Feynman started to punch the keys anyway. “You want to know exactly?” Bethe said. “It’s twenty-three hundred and four. Don’t you know how to take squares of numbers near fifty?” He explained the trick. Fifty squared is 2,500 (no thinking needed). For numbers a few more or less than 50, the approximate square is that many hundreds more or less than 2,500. Because 48 is 2 less than 50, 48 squared is 200 less than 2,500 — thus 2,300. To make a final tiny correction to the precise answer, just take that difference again — 2 — and square it. Thus 2,304.

Bethe’s trick is based on the following identity:

$(50 + x)^2 = 2500 + 100x + x^2$

For a more intuitive geometric proof of this formula, imagine a square patch of land that measures $50 + x$ on each side:

Its area is $(50 + x)^2$, which is the value we are looking for.

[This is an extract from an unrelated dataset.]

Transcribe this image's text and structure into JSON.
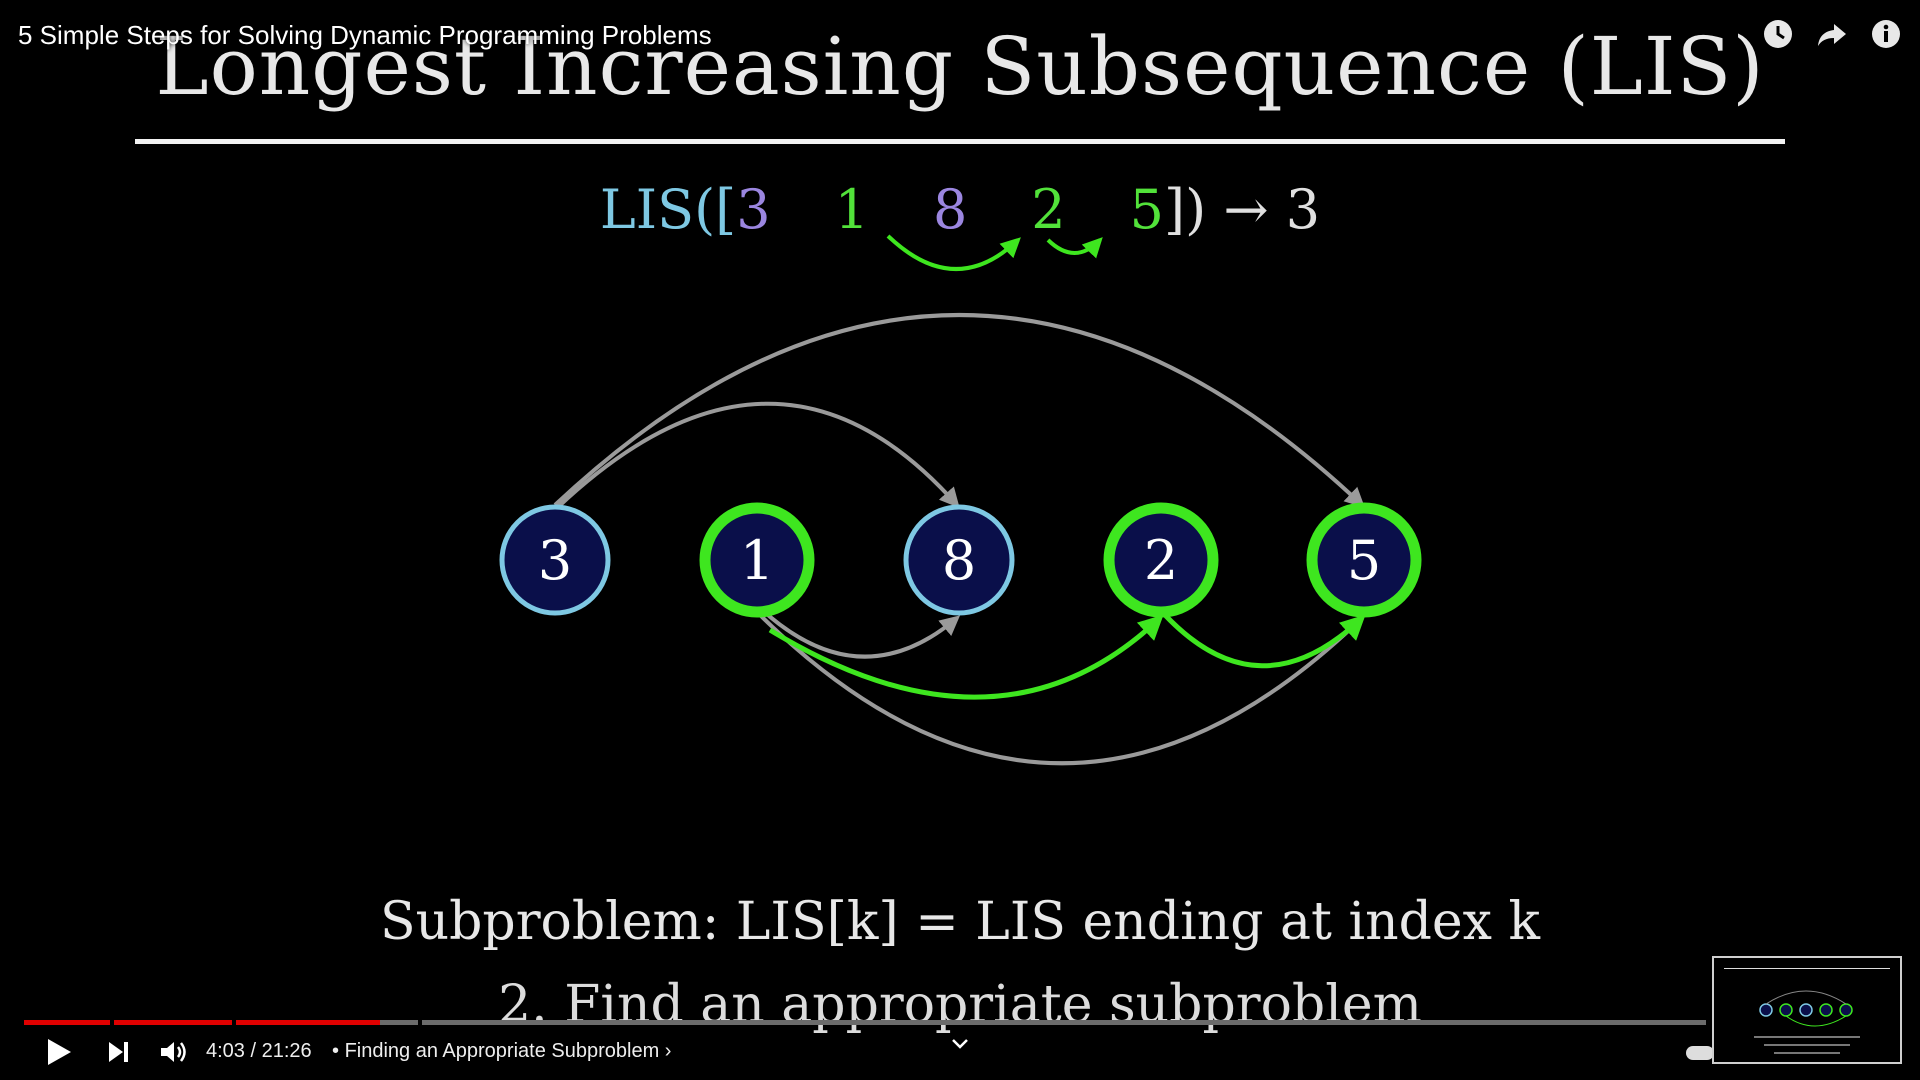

As you can see in the diagram above, this area consists of a 50 by 50 square (which contributes the $2500$ to the formula), two rectangles of dimensions 50 by x (each contributing an area of $50x$, for a combined total of $100x$), and finally the small x by x square, which gives an area of $x^2$, the final term in Bethe’s formula.

While Feynman had internalised an apparatus for handling far more difficult calculations (for which he became famous for at Los Alamos, such as summing the terms of infinite series or inventing a new and general method for solving third-order differential equations), Bethe impressed him with a mastery of mental arithmetic that showed he had built up a huge repertoire of these easy tricks, enough to cover the whole landscape of small numbers. Bethe knew instinctively that the difference between two successive squares is always an odd number (the sum of the numbers being squared); that fact, and the fact that 50 is half of 100, gave rise to the squares-near-fifty trick.

Unfortunately, the skill of mental arithmetic that did so much to establish Bethe’s (as well as Feynman’s) legend was doomed to a quick obsolescence in the age of machine computation — it appears to be a dead skill today.